Il cambiamento avviene quando si trasferisce nei sobborghi di Londra, dove non mancano i gatti: questi però sono uno o al massimo due, e l’attenzione data loro è completamente diversa, così come il rapporto con gli umani. Sono animali ben tenuti, curati e portati spesso dal veterinario, con i quali la Lessing parla, dialoga e li umanizza.

Sono compagni di casa e di vita che lei descrive come se fossero a tutti gli effetti delle persone: i suoi amici a quattro zampe sono gelosi, educati, vigliacchi come se fossero umani, gli stessi che non compaiono mai direttamente nel libro.

Gatti, solo gatti o al massimo persone che hanno aiutato la vita del gatto, quindi veterinari, il tutto non in toni sdolcinati e mielosi tipici di chi si rapporta con un animale, anzi.
La sua è un’analisi che muove da basi quasi antropologiche, in modo scientifico e analitico.
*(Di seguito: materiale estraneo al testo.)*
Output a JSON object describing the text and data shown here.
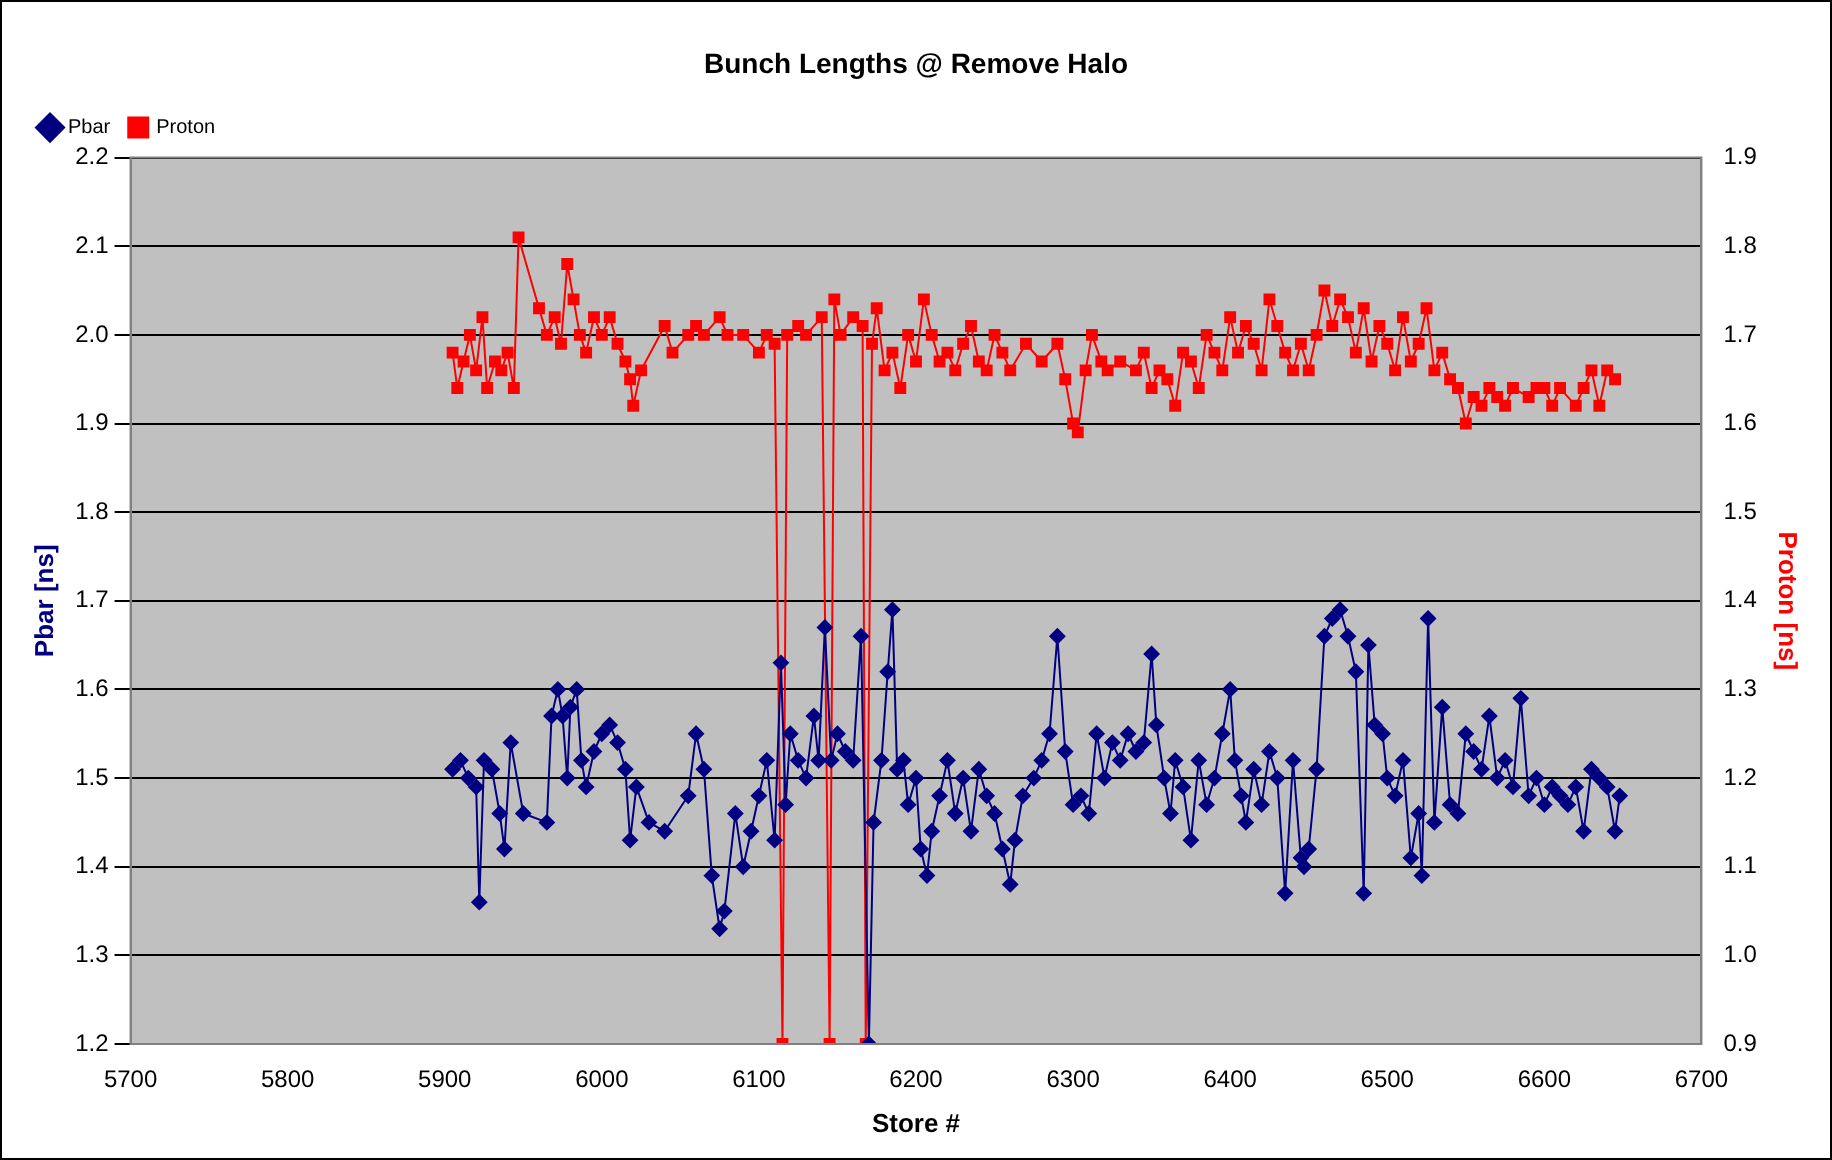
{
  "chart_data": {
    "type": "line",
    "title": "Bunch Lengths @ Remove Halo",
    "xlabel": "Store #",
    "ylabel": "Pbar [ns]",
    "y2label": "Proton [ns]",
    "xlim": [
      5700,
      6700
    ],
    "xticks": [
      5700,
      5800,
      5900,
      6000,
      6100,
      6200,
      6300,
      6400,
      6500,
      6600,
      6700
    ],
    "ylim": [
      1.2,
      2.2
    ],
    "yticks": [
      1.2,
      1.3,
      1.4,
      1.5,
      1.6,
      1.7,
      1.8,
      1.9,
      {
        "value": 2,
        "label": "2.0"
      },
      2.1,
      2.2
    ],
    "y2lim": [
      0.9,
      1.9
    ],
    "y2ticks": [
      0.9,
      {
        "value": 1,
        "label": "1.0"
      },
      1.1,
      1.2,
      1.3,
      1.4,
      1.5,
      1.6,
      1.7,
      1.8,
      1.9
    ],
    "grid": "y",
    "legend": "top left",
    "line_style": "solid",
    "series": [
      {
        "name": "Pbar",
        "color": "#000080",
        "marker": "diamond",
        "x": [
          5905,
          5910,
          5915,
          5920,
          5922,
          5925,
          5930,
          5935,
          5938,
          5942,
          5950,
          5965,
          5968,
          5972,
          5975,
          5978,
          5980,
          5984,
          5987,
          5990,
          5995,
          6000,
          6005,
          6010,
          6015,
          6018,
          6022,
          6030,
          6040,
          6055,
          6060,
          6065,
          6070,
          6075,
          6078,
          6085,
          6090,
          6095,
          6100,
          6105,
          6110,
          6114,
          6117,
          6120,
          6125,
          6130,
          6135,
          6138,
          6142,
          6146,
          6150,
          6155,
          6160,
          6165,
          6170,
          6173,
          6178,
          6182,
          6185,
          6188,
          6192,
          6195,
          6200,
          6203,
          6207,
          6210,
          6215,
          6220,
          6225,
          6230,
          6235,
          6240,
          6245,
          6250,
          6255,
          6260,
          6263,
          6268,
          6275,
          6280,
          6285,
          6290,
          6295,
          6300,
          6305,
          6310,
          6315,
          6320,
          6325,
          6330,
          6335,
          6340,
          6345,
          6350,
          6353,
          6358,
          6362,
          6365,
          6370,
          6375,
          6380,
          6385,
          6390,
          6395,
          6400,
          6403,
          6407,
          6410,
          6415,
          6420,
          6425,
          6430,
          6435,
          6440,
          6445,
          6447,
          6450,
          6455,
          6460,
          6465,
          6470,
          6475,
          6480,
          6485,
          6488,
          6492,
          6497,
          6500,
          6505,
          6510,
          6515,
          6520,
          6522,
          6526,
          6530,
          6535,
          6540,
          6545,
          6550,
          6555,
          6560,
          6565,
          6570,
          6575,
          6580,
          6585,
          6590,
          6595,
          6600,
          6605,
          6610,
          6615,
          6620,
          6625,
          6630,
          6635,
          6640,
          6645,
          6648
        ],
        "values": [
          1.51,
          1.52,
          1.5,
          1.49,
          1.36,
          1.52,
          1.51,
          1.46,
          1.42,
          1.54,
          1.46,
          1.45,
          1.57,
          1.6,
          1.57,
          1.5,
          1.58,
          1.6,
          1.52,
          1.49,
          1.53,
          1.55,
          1.56,
          1.54,
          1.51,
          1.43,
          1.49,
          1.45,
          1.44,
          1.48,
          1.55,
          1.51,
          1.39,
          1.33,
          1.35,
          1.46,
          1.4,
          1.44,
          1.48,
          1.52,
          1.43,
          1.63,
          1.47,
          1.55,
          1.52,
          1.5,
          1.57,
          1.52,
          1.67,
          1.52,
          1.55,
          1.53,
          1.52,
          1.66,
          1.2,
          1.45,
          1.52,
          1.62,
          1.69,
          1.51,
          1.52,
          1.47,
          1.5,
          1.42,
          1.39,
          1.44,
          1.48,
          1.52,
          1.46,
          1.5,
          1.44,
          1.51,
          1.48,
          1.46,
          1.42,
          1.38,
          1.43,
          1.48,
          1.5,
          1.52,
          1.55,
          1.66,
          1.53,
          1.47,
          1.48,
          1.46,
          1.55,
          1.5,
          1.54,
          1.52,
          1.55,
          1.53,
          1.54,
          1.64,
          1.56,
          1.5,
          1.46,
          1.52,
          1.49,
          1.43,
          1.52,
          1.47,
          1.5,
          1.55,
          1.6,
          1.52,
          1.48,
          1.45,
          1.51,
          1.47,
          1.53,
          1.5,
          1.37,
          1.52,
          1.41,
          1.4,
          1.42,
          1.51,
          1.66,
          1.68,
          1.69,
          1.66,
          1.62,
          1.37,
          1.65,
          1.56,
          1.55,
          1.5,
          1.48,
          1.52,
          1.41,
          1.46,
          1.39,
          1.68,
          1.45,
          1.58,
          1.47,
          1.46,
          1.55,
          1.53,
          1.51,
          1.57,
          1.5,
          1.52,
          1.49,
          1.59,
          1.48,
          1.5,
          1.47,
          1.49,
          1.48,
          1.47,
          1.49,
          1.44,
          1.51,
          1.5,
          1.49,
          1.44,
          1.48
        ]
      },
      {
        "name": "Proton",
        "color": "#ff0000",
        "marker": "square",
        "axis": "y2",
        "x": [
          5905,
          5908,
          5912,
          5916,
          5920,
          5924,
          5927,
          5932,
          5936,
          5940,
          5944,
          5947,
          5960,
          5965,
          5970,
          5974,
          5978,
          5982,
          5986,
          5990,
          5995,
          6000,
          6005,
          6010,
          6015,
          6018,
          6020,
          6025,
          6040,
          6045,
          6055,
          6060,
          6065,
          6075,
          6080,
          6090,
          6100,
          6105,
          6110,
          6115,
          6118,
          6125,
          6130,
          6140,
          6145,
          6148,
          6152,
          6160,
          6166,
          6168,
          6172,
          6175,
          6180,
          6185,
          6190,
          6195,
          6200,
          6205,
          6210,
          6215,
          6220,
          6225,
          6230,
          6235,
          6240,
          6245,
          6250,
          6255,
          6260,
          6270,
          6280,
          6290,
          6295,
          6300,
          6303,
          6308,
          6312,
          6318,
          6322,
          6330,
          6340,
          6345,
          6350,
          6355,
          6360,
          6365,
          6370,
          6375,
          6380,
          6385,
          6390,
          6395,
          6400,
          6405,
          6410,
          6415,
          6420,
          6425,
          6430,
          6435,
          6440,
          6445,
          6450,
          6455,
          6460,
          6465,
          6470,
          6475,
          6480,
          6485,
          6490,
          6495,
          6500,
          6505,
          6510,
          6515,
          6520,
          6525,
          6530,
          6535,
          6540,
          6545,
          6550,
          6555,
          6560,
          6565,
          6570,
          6575,
          6580,
          6590,
          6595,
          6600,
          6605,
          6610,
          6620,
          6625,
          6630,
          6635,
          6640,
          6645
        ],
        "values": [
          1.68,
          1.64,
          1.67,
          1.7,
          1.66,
          1.72,
          1.64,
          1.67,
          1.66,
          1.68,
          1.64,
          1.81,
          1.73,
          1.7,
          1.72,
          1.69,
          1.78,
          1.74,
          1.7,
          1.68,
          1.72,
          1.7,
          1.72,
          1.69,
          1.67,
          1.65,
          1.62,
          1.66,
          1.71,
          1.68,
          1.7,
          1.71,
          1.7,
          1.72,
          1.7,
          1.7,
          1.68,
          1.7,
          1.69,
          0.9,
          1.7,
          1.71,
          1.7,
          1.72,
          0.9,
          1.74,
          1.7,
          1.72,
          1.71,
          0.9,
          1.69,
          1.73,
          1.66,
          1.68,
          1.64,
          1.7,
          1.67,
          1.74,
          1.7,
          1.67,
          1.68,
          1.66,
          1.69,
          1.71,
          1.67,
          1.66,
          1.7,
          1.68,
          1.66,
          1.69,
          1.67,
          1.69,
          1.65,
          1.6,
          1.59,
          1.66,
          1.7,
          1.67,
          1.66,
          1.67,
          1.66,
          1.68,
          1.64,
          1.66,
          1.65,
          1.62,
          1.68,
          1.67,
          1.64,
          1.7,
          1.68,
          1.66,
          1.72,
          1.68,
          1.71,
          1.69,
          1.66,
          1.74,
          1.71,
          1.68,
          1.66,
          1.69,
          1.66,
          1.7,
          1.75,
          1.71,
          1.74,
          1.72,
          1.68,
          1.73,
          1.67,
          1.71,
          1.69,
          1.66,
          1.72,
          1.67,
          1.69,
          1.73,
          1.66,
          1.68,
          1.65,
          1.64,
          1.6,
          1.63,
          1.62,
          1.64,
          1.63,
          1.62,
          1.64,
          1.63,
          1.64,
          1.64,
          1.62,
          1.64,
          1.62,
          1.64,
          1.66,
          1.62,
          1.66,
          1.65
        ]
      }
    ]
  }
}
Ogni azione del gatto viene da lei spiegata con fare meticoloso e attento, senza mai lasciarsi andare a sentimenti di tenerezza: è una spettatrice della vita dei suoi amici gatti fin dalla più tenera età e riesce ad interpretare le esigenze e i bisogni dei gatti.
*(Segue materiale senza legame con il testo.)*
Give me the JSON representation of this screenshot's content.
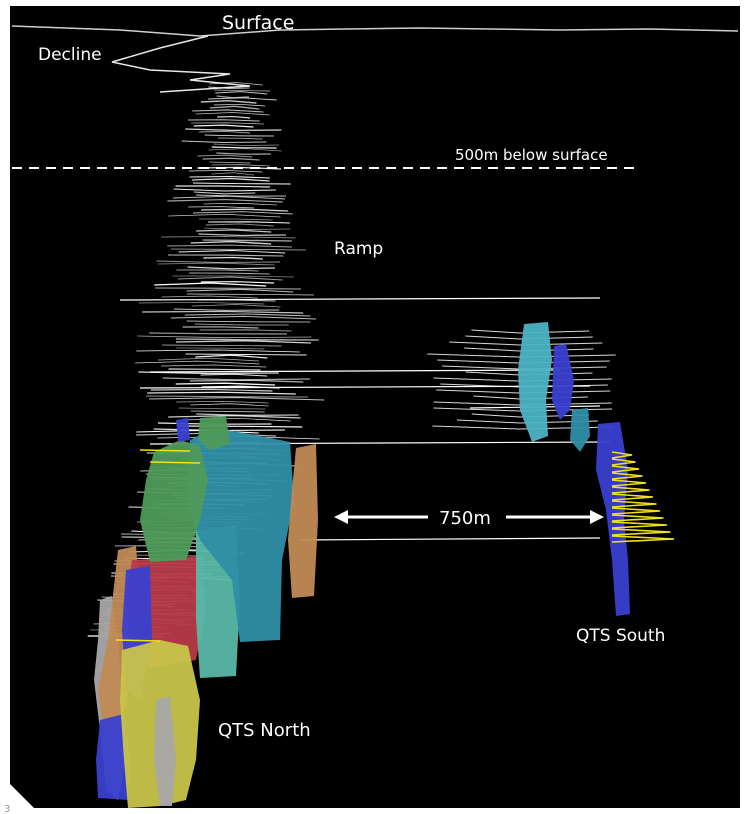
{
  "labels": {
    "surface": "Surface",
    "decline": "Decline",
    "depth_line": "500m below surface",
    "ramp": "Ramp",
    "distance": "750m",
    "qts_south": "QTS South",
    "qts_north": "QTS North",
    "corner_mark": "3"
  },
  "colors": {
    "background": "#000000",
    "frame": "#ffffff",
    "workings": "#ffffff",
    "orebody_green": "#4f9a5a",
    "orebody_teal": "#2f8ea6",
    "orebody_light_teal": "#5ab8a8",
    "orebody_cyan": "#4db3c6",
    "orebody_blue": "#3a3fd0",
    "orebody_yellow": "#c8c44a",
    "orebody_tan": "#c08a55",
    "orebody_red": "#b83a48",
    "orebody_grey": "#a8a8a8",
    "south_workings": "#f0e020"
  }
}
“Durante il giorno sedeva sul marciapiedi, guardando il traffico, oppure entrava e usciva dai negozi: un vecchio gatto di città, un gatto gentile, un gatto senza pretese.”
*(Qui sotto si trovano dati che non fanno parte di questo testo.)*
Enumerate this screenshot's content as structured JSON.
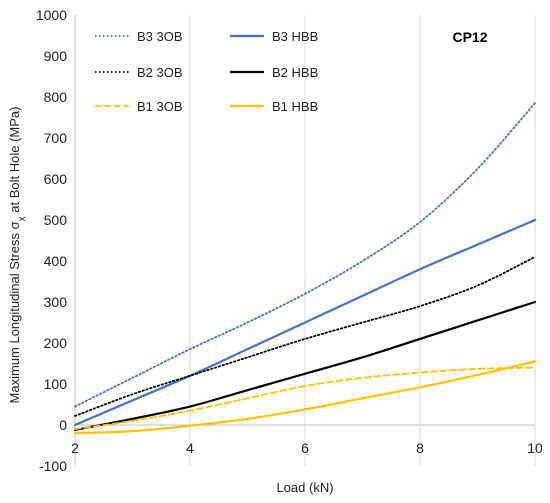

Solo nel finale si può trovare un lato melanconico e affettuoso, rivolto a un gatto di nome Rufus, trovatello malconcio accolto nella sua casa, curato e accudito per quattro anni:

“Una volta, mentre dormiva, io lo accarezzai per svegliarlo e fargli prendere la medicina, lui emerse dal sonno con quell’affettuoso gorgoglio di saluto, carico di affetto e di fiducia, che i gatti riserbano a coloro che amano, ai gatti che amano. Ma quando si accorse che ero io tornò a essere il se stesso di sempre, educato e pieno di gratitudine, e io mi accorsi che quella era stata la sola volta in cui lo avevo sentito emettere quel verso particolare. È il verso con cui le mamme salutano i loro gattini, e i gattini salutano le loro mamme. Forse aveva sognato di quando era cucciolo? O forse aveva addirittura sognato quegli umani che lo avevano posseduto da gattino o giovane gatto, ma poi se n’erano andati e lo avevano abbandonato. Sentito così, alla fine, quel verso turbava e faceva male, perché non lo aveva mai fatto nemmeno quando faceva le fusa come un motorino, per dimostrare la sua gratitudine. […] La fiducia, l’amore che aveva riposto in qualcuno, una volta erano stati così profondamente traditi, che quel gatto non aveva potuto consentirsi mai più di voler bene di nuovo”.

Un libro intero sull’analisi del gatto in tutte le sue sfaccettature comportamentali, in cui l’autrice non è altro che una spettatrice al pari del lettore: le parti si invertono e l’uomo diventa osservatore silenzioso di un animale con sentimenti che ricordano tutti noi.